The researchers were able to get good quality DNA from tissue samples from only one specimen. For the others, they drilled the bones of the whales in order to analyse short fragments of 'ancient DNA' relying on techniques commonly used with old sub-fossil material from extinct species.
The researchers also studied all other known beaked whale species to confirm the distinctiveness of Deraniyagala's whale, including six specimens of the closely related, gingko-toothed beaked whale.
"A number of species in this group are known from only a handful of animals, and we are still finding new ones, so the situation with Deraniyagala's whale is not that unusual," Dr Dalebout says.

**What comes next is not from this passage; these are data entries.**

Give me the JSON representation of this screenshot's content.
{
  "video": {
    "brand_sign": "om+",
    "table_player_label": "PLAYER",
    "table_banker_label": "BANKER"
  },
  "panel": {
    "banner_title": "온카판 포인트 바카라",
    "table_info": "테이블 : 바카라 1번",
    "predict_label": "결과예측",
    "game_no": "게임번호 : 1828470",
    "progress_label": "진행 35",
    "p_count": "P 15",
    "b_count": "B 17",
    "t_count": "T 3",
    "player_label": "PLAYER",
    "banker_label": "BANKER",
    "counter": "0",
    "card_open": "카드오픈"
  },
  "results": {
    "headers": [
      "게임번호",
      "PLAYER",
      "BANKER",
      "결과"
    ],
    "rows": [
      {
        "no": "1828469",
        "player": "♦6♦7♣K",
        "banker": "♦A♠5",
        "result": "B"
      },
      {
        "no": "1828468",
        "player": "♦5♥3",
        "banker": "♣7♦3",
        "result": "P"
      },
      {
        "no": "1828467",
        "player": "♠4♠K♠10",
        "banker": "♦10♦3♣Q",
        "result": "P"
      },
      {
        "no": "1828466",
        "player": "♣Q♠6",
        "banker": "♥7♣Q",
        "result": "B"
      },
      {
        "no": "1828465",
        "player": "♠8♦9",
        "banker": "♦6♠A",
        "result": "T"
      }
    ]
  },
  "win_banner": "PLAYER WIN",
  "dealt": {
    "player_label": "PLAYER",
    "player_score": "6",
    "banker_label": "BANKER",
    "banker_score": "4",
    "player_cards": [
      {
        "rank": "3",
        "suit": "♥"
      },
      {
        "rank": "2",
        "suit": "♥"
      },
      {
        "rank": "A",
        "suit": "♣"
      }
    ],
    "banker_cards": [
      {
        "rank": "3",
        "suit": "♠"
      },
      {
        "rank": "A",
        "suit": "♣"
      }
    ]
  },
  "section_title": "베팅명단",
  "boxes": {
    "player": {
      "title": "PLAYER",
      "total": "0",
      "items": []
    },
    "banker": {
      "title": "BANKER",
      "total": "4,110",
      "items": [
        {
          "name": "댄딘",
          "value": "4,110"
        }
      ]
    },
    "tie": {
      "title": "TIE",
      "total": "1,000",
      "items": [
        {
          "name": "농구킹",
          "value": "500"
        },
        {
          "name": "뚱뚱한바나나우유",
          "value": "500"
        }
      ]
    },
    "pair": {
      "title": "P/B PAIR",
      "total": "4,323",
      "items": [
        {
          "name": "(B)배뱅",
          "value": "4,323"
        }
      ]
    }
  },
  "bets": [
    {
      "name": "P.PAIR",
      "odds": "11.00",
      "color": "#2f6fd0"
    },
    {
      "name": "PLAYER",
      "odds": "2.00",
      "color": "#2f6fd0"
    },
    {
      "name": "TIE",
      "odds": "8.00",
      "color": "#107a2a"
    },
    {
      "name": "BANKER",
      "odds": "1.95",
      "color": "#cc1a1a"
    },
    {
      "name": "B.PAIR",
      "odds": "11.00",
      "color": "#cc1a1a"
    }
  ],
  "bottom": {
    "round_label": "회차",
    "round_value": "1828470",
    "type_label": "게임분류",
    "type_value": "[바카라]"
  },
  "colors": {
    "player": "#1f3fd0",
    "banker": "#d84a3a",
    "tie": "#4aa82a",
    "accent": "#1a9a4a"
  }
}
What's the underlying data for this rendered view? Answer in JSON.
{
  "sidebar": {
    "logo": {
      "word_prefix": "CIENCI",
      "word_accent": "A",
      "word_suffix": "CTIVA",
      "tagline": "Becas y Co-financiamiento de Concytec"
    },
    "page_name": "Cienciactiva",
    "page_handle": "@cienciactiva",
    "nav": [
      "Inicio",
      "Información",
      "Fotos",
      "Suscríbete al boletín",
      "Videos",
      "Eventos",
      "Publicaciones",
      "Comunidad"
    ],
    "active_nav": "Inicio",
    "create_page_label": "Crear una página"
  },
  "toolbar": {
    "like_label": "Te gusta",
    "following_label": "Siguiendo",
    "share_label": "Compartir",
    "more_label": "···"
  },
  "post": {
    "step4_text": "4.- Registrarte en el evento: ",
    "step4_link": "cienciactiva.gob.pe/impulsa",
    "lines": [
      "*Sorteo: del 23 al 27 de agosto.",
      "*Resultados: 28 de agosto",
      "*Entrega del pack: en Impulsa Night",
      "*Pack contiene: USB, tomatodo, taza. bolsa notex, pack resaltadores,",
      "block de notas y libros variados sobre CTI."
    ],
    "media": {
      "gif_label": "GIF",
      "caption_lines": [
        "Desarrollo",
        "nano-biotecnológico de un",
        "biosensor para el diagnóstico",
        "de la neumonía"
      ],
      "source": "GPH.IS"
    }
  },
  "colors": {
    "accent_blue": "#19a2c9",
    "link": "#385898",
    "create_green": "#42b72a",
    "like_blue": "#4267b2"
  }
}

"For example, the ginkgo-toothed beaked whale, first described in 1963, is only known from about 30 strandings and has never been seen alive at sea with any certainty. It's always incredible to me to realise how little we really do know about life in the oceans. There's so much out there to discover. "
Over the last 10 years or so, two other new beaked whales have come to light; both through research in which Dr Dalebout was involved. In 2002, Mesoplodon perrini or Perrin's beaked whale, was described from the eastern North Pacific, and in 2003, Mesoplodon traversii, the spade-toothed whale, was described from the Southern Ocean. Both species are known from only about five animals each.
With the re-discovery of Mesoplodon hotaula, there are now 22 recognised species of beaked whales.